Actually, I think Le Mans will be a whole lot easier to win than Indy. Not that he will be there this summer, but freak occurrences aside, there will be only five cars on the grid that can win the race (two Porsches and three Toyotas), so all he’d need is a seat in one of them already to have a 20 per cent chance of victory. And insofar as Le Mans cars are set up conventionally and race around a conventional track with downforce, acceleration and braking all a little reduced from what he is already very used to, he’ll adapt to the driving challenge far quicker. But even this will not be easy: he’ll have to get used to driving at night, factor in gentlemen drivers in massively slower cars and work with other drivers for the good of the team, which conceptually is as far from the winner-takes-all and your team-mate is your greatest enemy approach of F1 as it’s possible to get.

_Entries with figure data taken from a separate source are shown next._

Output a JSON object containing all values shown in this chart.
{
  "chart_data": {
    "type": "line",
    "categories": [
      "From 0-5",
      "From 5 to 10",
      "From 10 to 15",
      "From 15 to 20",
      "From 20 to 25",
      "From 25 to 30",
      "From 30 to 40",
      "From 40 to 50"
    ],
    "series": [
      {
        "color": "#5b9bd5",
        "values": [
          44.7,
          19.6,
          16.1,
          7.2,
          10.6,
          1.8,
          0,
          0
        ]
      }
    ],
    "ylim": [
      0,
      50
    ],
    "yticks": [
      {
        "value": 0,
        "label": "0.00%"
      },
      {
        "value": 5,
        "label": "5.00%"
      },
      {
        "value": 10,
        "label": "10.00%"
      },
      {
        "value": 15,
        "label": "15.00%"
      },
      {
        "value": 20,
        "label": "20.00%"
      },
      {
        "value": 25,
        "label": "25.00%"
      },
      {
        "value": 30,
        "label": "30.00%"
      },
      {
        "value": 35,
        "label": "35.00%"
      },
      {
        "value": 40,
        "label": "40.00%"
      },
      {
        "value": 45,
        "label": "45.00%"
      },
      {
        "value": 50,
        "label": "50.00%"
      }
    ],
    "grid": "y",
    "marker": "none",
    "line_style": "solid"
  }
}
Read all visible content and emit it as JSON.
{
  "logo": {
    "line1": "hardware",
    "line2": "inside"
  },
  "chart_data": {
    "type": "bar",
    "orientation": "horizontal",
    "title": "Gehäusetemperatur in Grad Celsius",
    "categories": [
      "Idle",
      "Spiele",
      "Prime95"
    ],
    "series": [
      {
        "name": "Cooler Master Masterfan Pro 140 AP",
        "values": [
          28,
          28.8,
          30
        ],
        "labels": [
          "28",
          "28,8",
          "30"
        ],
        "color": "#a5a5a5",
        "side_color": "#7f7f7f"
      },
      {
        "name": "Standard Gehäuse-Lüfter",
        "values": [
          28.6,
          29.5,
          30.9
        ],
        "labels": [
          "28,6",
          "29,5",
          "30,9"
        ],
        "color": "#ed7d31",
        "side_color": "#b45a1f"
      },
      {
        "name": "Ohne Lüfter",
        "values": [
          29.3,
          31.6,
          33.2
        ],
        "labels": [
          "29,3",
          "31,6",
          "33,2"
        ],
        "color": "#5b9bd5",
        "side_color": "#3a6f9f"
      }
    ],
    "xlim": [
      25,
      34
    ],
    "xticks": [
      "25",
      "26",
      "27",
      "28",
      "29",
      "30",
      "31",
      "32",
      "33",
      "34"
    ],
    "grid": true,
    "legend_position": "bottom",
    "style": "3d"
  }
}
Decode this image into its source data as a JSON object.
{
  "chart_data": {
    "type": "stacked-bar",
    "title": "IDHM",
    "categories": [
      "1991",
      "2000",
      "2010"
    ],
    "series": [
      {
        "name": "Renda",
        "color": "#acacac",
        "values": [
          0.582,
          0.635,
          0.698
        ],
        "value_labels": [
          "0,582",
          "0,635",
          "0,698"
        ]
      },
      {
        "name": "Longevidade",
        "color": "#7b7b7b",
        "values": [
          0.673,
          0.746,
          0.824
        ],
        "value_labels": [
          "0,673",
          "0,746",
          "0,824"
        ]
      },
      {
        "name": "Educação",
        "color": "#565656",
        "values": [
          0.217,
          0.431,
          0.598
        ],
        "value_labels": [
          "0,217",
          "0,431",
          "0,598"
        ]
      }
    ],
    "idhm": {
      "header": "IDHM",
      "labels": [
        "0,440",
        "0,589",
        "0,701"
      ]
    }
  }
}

The triple he seeks is so hard to achieve that, to date, only one man has done it, that other double F1 world champion Graham Hill. But Hill did so at a time when drivers were free to race in as many different series as their calendars allowed in cars that were much simpler and less sensitive to set up changes than those of today. So the task Alonso has set for himself may seem the same on paper, but in reality, it is immeasurably more difficult. And I know no better than you if he will manage it. All I would say is that I’d still place him in the top three most talented drivers in Formula 1 so if I were to back anyone to do it, he’d be near the top of the list. And if he does pull it off it will be a far greater achievement than Hill’s: indeed it will stand among the greatest feats in motor-racing history.